The aim of this project was to leverage data analytics techniques to determine the best playing 11 for a given cricket tournament, specifically the ICC Cricket World Cup 2022. The project involved web scraping data from the ESPN Cricinfo website, transforming the data using Python and Pandas, and creating interactive dashboards using Power BI for insightful visual representation.
Web Scraping Data from ESPN Cricinfo:
Utilized the third-party web scraper "Bright Data" to effectively gather information from the ESPN Cricinfo website, including match data, results, player batting data, and bowling data.
The scraped data was stored in the form of JSON for further processing.
Data Transformation and Conversion:
Leveraged Python and Pandas to transform the JSON data into CSV format.

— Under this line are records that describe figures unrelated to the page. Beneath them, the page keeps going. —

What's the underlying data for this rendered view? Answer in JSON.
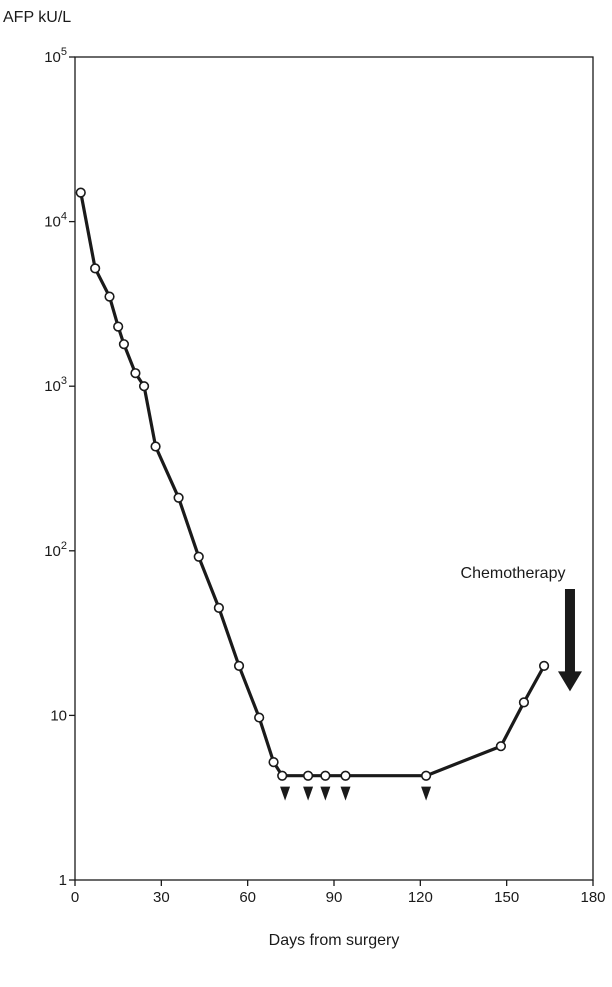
{
  "chart_data": {
    "type": "line",
    "title": "",
    "ylabel": "AFP kU/L",
    "xlabel": "Days from surgery",
    "xlim": [
      0,
      180
    ],
    "ylim": [
      1,
      100000
    ],
    "yscale": "log",
    "grid": false,
    "x_ticks": [
      {
        "value": 0,
        "label": "0"
      },
      {
        "value": 30,
        "label": "30"
      },
      {
        "value": 60,
        "label": "60"
      },
      {
        "value": 90,
        "label": "90"
      },
      {
        "value": 120,
        "label": "120"
      },
      {
        "value": 150,
        "label": "150"
      },
      {
        "value": 180,
        "label": "180"
      }
    ],
    "y_ticks": [
      {
        "value": 1,
        "base": "1",
        "exp": ""
      },
      {
        "value": 10,
        "base": "10",
        "exp": ""
      },
      {
        "value": 100,
        "base": "10",
        "exp": "2"
      },
      {
        "value": 1000,
        "base": "10",
        "exp": "3"
      },
      {
        "value": 10000,
        "base": "10",
        "exp": "4"
      },
      {
        "value": 100000,
        "base": "10",
        "exp": "5"
      }
    ],
    "series": [
      {
        "x": [
          2,
          7,
          12,
          15,
          17,
          21,
          24,
          28,
          36,
          43,
          50,
          57,
          64,
          69,
          72,
          81,
          87,
          94,
          122,
          148,
          156,
          163
        ],
        "y": [
          15000,
          5200,
          3500,
          2300,
          1800,
          1200,
          1000,
          430,
          210,
          92,
          45,
          20,
          9.7,
          5.2,
          4.3,
          4.3,
          4.3,
          4.3,
          4.3,
          6.5,
          12,
          20
        ]
      }
    ],
    "markers": {
      "x": [
        73,
        81,
        87,
        94,
        122
      ],
      "y": 3.3,
      "shape": "triangle-down"
    },
    "annotations": [
      {
        "text": "Chemotherapy",
        "x": 172,
        "y": 14
      }
    ]
  }
}
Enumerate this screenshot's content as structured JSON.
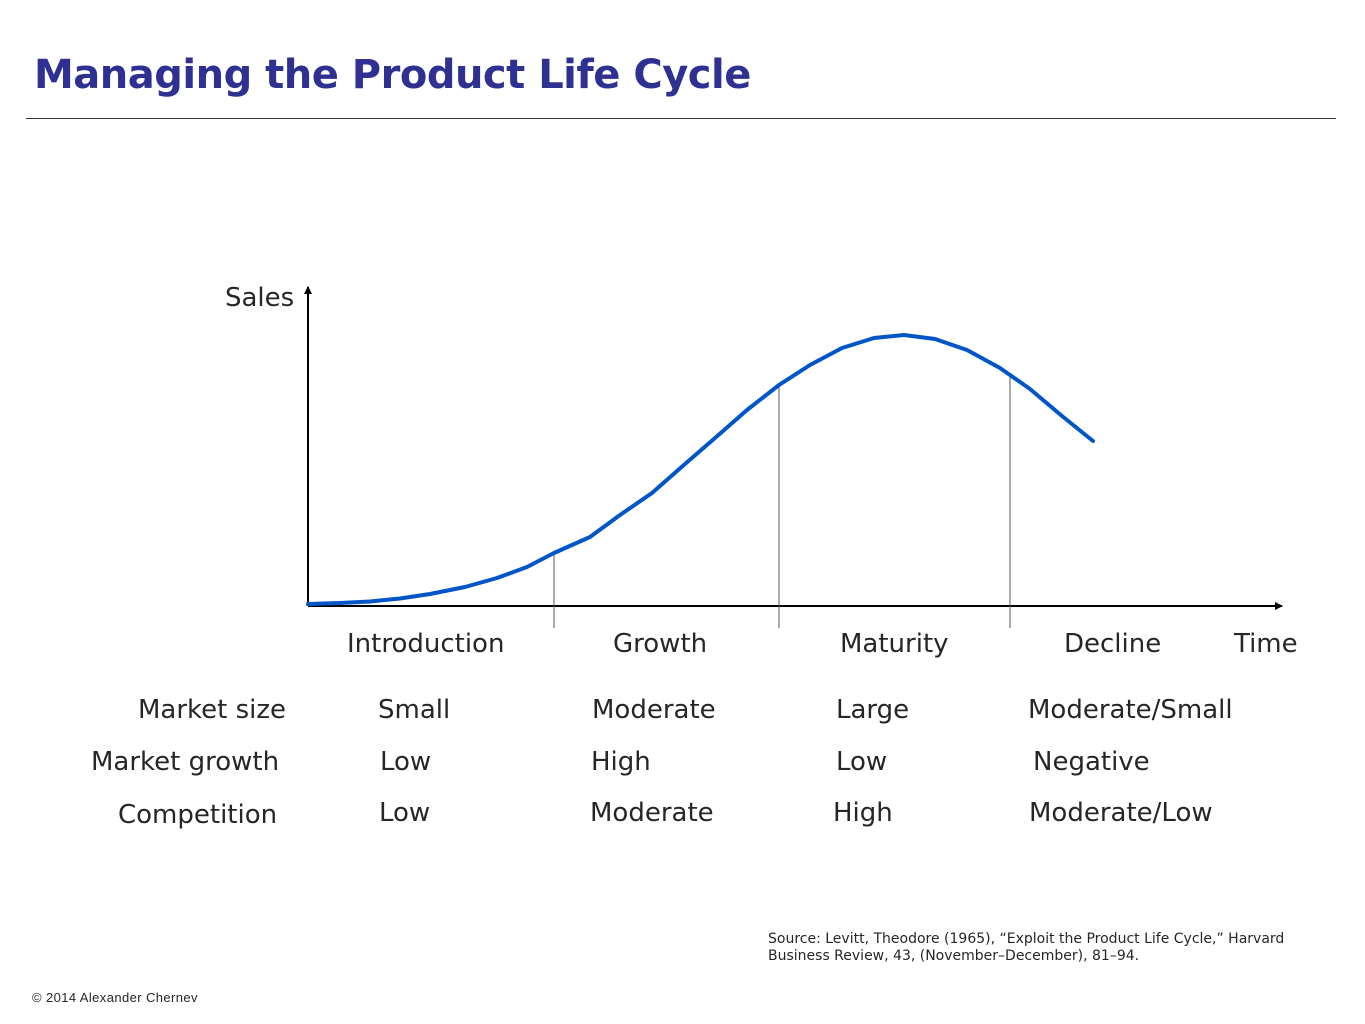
{
  "title": "Managing the Product Life Cycle",
  "diagram": {
    "y_axis_label": "Sales",
    "x_axis_label": "Time",
    "curve_color": "#0055c8",
    "stages": [
      "Introduction",
      "Growth",
      "Maturity",
      "Decline"
    ]
  },
  "table": {
    "rows": [
      {
        "label": "Market size",
        "values": [
          "Small",
          "Moderate",
          "Large",
          "Moderate/Small"
        ]
      },
      {
        "label": "Market growth",
        "values": [
          "Low",
          "High",
          "Low",
          "Negative"
        ]
      },
      {
        "label": "Competition",
        "values": [
          "Low",
          "Moderate",
          "High",
          "Moderate/Low"
        ]
      }
    ]
  },
  "source": "Source: Levitt, Theodore (1965), “Exploit the Product Life Cycle,” Harvard Business Review, 43, (November–December), 81–94.",
  "copyright": "© 2014 Alexander Chernev"
}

Ensured the data was in a suitable format to be directly used in Power BI, simplifying the process of joining tables.
Power BI Dashboard Creation:
Utilized Power Query in Power BI to further transform and clean the data for analysis.
Created dynamic dashboards with interactive charts and visualizations, presenting measures for various aspects, such as power hitters, middle-order batsmen, and bowlers.
These dashboards provided valuable insights into player performance, team strengths, and areas of improvement.
Forming the Best Playing 11:
Applied data-driven analysis and decision-making techniques to form the best playing 11 based on the requirements and insights obtained from the dashboard.
The combined playing 11 was determined to optimize team performance and increase the chances of success in the ICC Cricket World Cup 2022.
Technologies Used:
Web Scraping: Bright Data (Third-party Web Scraper)
Programming Language: Python
Data Manipulation: Pandas
Data Visualization: Power BI
Outcomes:
The project's dynamic and informative dashboards provided actionable insights for cricket team management, coaches, and enthusiasts to strategize and select the best playing 11 for the ICC Cricket World Cup 2022.